I reach down and find his hand, the skin dry and papery. I gently pull until he unwraps his arm from around his legs, and I lace our fingers together, forcing a connection he’s too exhausted to initiate. "Then choose me anyway," I whisper. "Forget everything else. Just choose to stay here with me."
He watches me with a look I can’t decipher. It’s too clouded, a turbulent mix of gratitude, resentment, and a bone-deep weariness that no amount of serotonin could fix. He glances at the pills, then back at me. "Can I try a bit later?" he asks, his voice cracking. "I just... I can't right now. Everything's too loud."

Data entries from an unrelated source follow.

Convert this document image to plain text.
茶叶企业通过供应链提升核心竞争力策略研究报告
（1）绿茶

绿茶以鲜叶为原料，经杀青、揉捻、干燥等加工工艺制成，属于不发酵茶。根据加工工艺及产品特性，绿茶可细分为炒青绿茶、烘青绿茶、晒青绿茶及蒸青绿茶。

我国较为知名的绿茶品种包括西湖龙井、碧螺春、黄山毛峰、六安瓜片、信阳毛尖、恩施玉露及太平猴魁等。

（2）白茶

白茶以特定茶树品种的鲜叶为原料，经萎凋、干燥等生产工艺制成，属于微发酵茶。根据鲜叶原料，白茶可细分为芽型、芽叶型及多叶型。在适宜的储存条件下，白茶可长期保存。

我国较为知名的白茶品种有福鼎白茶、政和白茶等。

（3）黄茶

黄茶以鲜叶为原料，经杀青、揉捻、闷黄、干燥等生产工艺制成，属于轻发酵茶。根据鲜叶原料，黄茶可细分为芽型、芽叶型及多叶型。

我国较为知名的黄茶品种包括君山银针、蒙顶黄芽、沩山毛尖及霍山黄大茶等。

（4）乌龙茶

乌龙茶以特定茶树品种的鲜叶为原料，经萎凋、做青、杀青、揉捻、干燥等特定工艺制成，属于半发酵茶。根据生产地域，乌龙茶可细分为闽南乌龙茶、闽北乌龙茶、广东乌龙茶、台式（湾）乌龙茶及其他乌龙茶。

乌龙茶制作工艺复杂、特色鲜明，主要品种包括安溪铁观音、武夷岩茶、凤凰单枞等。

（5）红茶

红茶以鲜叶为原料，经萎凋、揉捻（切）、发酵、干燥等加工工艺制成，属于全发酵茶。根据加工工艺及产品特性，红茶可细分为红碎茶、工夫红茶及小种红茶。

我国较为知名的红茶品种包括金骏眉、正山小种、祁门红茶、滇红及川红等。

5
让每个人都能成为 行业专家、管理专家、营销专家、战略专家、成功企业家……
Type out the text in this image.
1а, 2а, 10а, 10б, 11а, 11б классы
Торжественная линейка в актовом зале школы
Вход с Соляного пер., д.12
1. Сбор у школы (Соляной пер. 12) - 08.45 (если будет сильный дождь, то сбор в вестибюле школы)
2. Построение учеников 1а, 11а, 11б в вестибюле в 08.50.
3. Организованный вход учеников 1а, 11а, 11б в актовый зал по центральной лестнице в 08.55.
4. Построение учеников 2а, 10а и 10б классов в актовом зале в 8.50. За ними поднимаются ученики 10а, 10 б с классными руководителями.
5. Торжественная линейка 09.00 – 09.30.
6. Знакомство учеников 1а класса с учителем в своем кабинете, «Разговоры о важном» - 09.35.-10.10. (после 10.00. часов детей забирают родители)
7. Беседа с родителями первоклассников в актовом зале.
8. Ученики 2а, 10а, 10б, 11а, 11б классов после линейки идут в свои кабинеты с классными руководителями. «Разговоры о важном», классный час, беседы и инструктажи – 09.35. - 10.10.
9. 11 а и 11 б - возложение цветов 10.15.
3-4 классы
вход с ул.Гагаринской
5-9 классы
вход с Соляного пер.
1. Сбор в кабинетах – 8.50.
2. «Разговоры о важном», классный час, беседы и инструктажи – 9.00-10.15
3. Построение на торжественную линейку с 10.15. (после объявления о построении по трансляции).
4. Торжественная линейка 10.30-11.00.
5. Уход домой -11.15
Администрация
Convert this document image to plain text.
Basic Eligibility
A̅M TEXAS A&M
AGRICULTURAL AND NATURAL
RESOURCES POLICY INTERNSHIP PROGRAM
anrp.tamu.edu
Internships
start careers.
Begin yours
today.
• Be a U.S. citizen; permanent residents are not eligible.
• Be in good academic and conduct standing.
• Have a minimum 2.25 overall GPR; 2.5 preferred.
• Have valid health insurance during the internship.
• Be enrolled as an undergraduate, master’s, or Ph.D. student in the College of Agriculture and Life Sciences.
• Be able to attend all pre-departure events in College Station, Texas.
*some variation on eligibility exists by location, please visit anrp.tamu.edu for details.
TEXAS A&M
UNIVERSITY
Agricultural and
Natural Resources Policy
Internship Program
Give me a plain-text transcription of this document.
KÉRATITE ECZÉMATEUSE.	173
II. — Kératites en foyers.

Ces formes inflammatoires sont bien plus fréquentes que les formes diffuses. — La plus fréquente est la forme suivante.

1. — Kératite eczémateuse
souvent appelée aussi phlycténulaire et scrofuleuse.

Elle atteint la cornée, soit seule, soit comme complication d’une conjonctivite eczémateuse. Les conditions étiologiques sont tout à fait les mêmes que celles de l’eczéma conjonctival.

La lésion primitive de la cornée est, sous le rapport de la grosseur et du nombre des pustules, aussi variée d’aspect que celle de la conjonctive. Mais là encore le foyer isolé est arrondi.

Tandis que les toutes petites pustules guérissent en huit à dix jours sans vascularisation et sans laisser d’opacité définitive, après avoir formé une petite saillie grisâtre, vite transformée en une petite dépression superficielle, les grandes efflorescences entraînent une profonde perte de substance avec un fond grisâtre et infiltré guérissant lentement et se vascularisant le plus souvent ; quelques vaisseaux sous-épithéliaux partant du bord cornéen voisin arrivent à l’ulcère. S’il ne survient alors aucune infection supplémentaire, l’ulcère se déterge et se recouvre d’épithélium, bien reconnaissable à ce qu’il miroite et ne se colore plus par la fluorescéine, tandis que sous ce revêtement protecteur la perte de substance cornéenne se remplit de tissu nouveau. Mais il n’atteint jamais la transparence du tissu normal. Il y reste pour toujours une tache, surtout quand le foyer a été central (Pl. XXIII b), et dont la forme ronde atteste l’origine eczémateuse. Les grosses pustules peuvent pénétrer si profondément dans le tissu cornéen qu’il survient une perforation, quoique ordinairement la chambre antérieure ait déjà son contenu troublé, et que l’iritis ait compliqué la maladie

"Of course," I say, nodding immediately. Because this is him still trying, even if it’s delayed. I start to stand, reaching for his underarms. "Let’s get you to bed—"
"No," he says softly.
I settle back down, my weight sinking into the tile again. I watch him close his eyes. His expression tightening just slightly...barely noticeable but enough for me to catch it. Like something inside him shifted wrong. Pain. A quiet and secret spike he clearly doesn't want to admit is there.
"I just want to sit here for a bit," he murmurs, his grip on my hand tightening just a fraction. "Quietly."
I give a slow nod, leaning my back against the wall and pulling his hand into my lap.
“Okay.”
We sit there in the bright bathroom. And this time, I don’t reach for words or solutions. I just sit beside him, close enough that if he leans, even a little, I’ll be there.